La venue du souverain pontife, qui arrive ce matin à Édimbourg, n'avait rien pour calmer ces critiques, hier. Dans une lettre ouverte, 50 personnalités, dont l'acteur Stephen Fry et le prolifique auteur Ken Follett, dénoncent le fait qu'il sera reçu avec les honneurs dus à un chef d'État. À cause des positions conservatrices du Vatican, les signataires considèrent cette visite comme «une mascarade pour étendre son influence internationale».

La presse britannique insiste pour sa part sur les 12 millions de livres sterling (plus de 19 millions de dollars) que coûtera le séjour papal aux contribuables, pourtant frappés par des mesures d'austérité.

Au Royaume-Uni, où le trône est toujours interdit aux catholiques, «l'anglicanisme est la seule religion chrétienne; le reste est considéré comme exotique», explique à La Presse Tom O'Loughlin, théologien à l'Université de Nottingham.

Dans une entrevue publiée hier dans le magazine allemand Focus, le cardinal Walter Kasper, chef du Conseil pour l'unité chrétienne, a déclaré que les chrétiens britanniques sont malmenés par un «nouvel athéisme agressif». «Si, par exemple, vous portez un crucifix à bord d'un vol de British Airways, vous serez l'objet de discrimination», a illustré l'homme de 77 ans.

Le même jour, le cardinal Kasper a renoncé à accompagner le pape pour «des motifs de santé».

Nombreux billets invendus

Contrairement au pape Jean-Paul II, qui avait reçu un accueil digne d'une vedette rock en 1982, Benoît XVI ne fera pas courir les foules. Des 255 000 billets mis en vente pour ses messes et ses prières extérieures, environ 35 000 sont demeurés invendus.

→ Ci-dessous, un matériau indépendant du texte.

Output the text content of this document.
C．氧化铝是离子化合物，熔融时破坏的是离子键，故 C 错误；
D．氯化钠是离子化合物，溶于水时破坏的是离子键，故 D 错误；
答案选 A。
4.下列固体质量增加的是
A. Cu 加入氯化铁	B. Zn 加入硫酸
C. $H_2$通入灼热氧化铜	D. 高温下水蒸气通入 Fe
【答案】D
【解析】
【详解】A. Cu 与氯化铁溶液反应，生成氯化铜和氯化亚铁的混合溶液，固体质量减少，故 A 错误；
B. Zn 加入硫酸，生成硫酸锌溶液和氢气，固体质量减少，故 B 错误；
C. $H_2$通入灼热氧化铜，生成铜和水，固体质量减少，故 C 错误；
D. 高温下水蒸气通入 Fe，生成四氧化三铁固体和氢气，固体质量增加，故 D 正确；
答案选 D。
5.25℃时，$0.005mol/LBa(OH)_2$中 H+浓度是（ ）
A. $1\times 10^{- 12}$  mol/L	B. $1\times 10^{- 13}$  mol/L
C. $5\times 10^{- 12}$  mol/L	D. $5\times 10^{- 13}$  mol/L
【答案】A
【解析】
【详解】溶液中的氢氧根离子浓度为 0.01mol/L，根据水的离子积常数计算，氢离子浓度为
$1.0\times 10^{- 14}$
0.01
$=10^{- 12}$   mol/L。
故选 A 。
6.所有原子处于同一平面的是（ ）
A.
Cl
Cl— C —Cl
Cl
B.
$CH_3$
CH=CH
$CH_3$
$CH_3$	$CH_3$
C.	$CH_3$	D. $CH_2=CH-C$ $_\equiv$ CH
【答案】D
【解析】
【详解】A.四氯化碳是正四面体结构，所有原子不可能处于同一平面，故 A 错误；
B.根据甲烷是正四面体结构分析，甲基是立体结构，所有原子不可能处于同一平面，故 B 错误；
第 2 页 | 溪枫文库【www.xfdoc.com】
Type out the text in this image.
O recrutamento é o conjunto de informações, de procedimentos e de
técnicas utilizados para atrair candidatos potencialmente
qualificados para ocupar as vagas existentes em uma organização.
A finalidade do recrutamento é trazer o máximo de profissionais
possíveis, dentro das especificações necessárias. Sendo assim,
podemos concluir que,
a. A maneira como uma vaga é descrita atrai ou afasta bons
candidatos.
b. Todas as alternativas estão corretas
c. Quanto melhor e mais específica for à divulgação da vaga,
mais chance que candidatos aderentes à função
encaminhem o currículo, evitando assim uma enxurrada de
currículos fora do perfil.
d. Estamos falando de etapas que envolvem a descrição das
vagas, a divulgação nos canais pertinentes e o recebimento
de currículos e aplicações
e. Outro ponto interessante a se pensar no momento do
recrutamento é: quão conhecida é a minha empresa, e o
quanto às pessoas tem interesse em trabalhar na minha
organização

Sa visite sera certes suivie, mais avec des attentes: 80% des Britanniques aimeraient qu'il demande pardon pour les scandales de pédophilie.

Toutefois, les excuses ne suffisent plus pour des victimes britanniques, qui ont demandé hier que le Vatican remette aux autorités appropriées les renseignements concernant les prêtres agresseurs.

Selon toute vraisemblance, le pape rencontrera en privé certaines victimes, comme il l'a fait aux États-Unis et en Australie. «Ne pas le faire serait un désastre pour l'image de l'Église», a déclaré au journal The Independent un prélat catholique qui a exigé l'anonymat.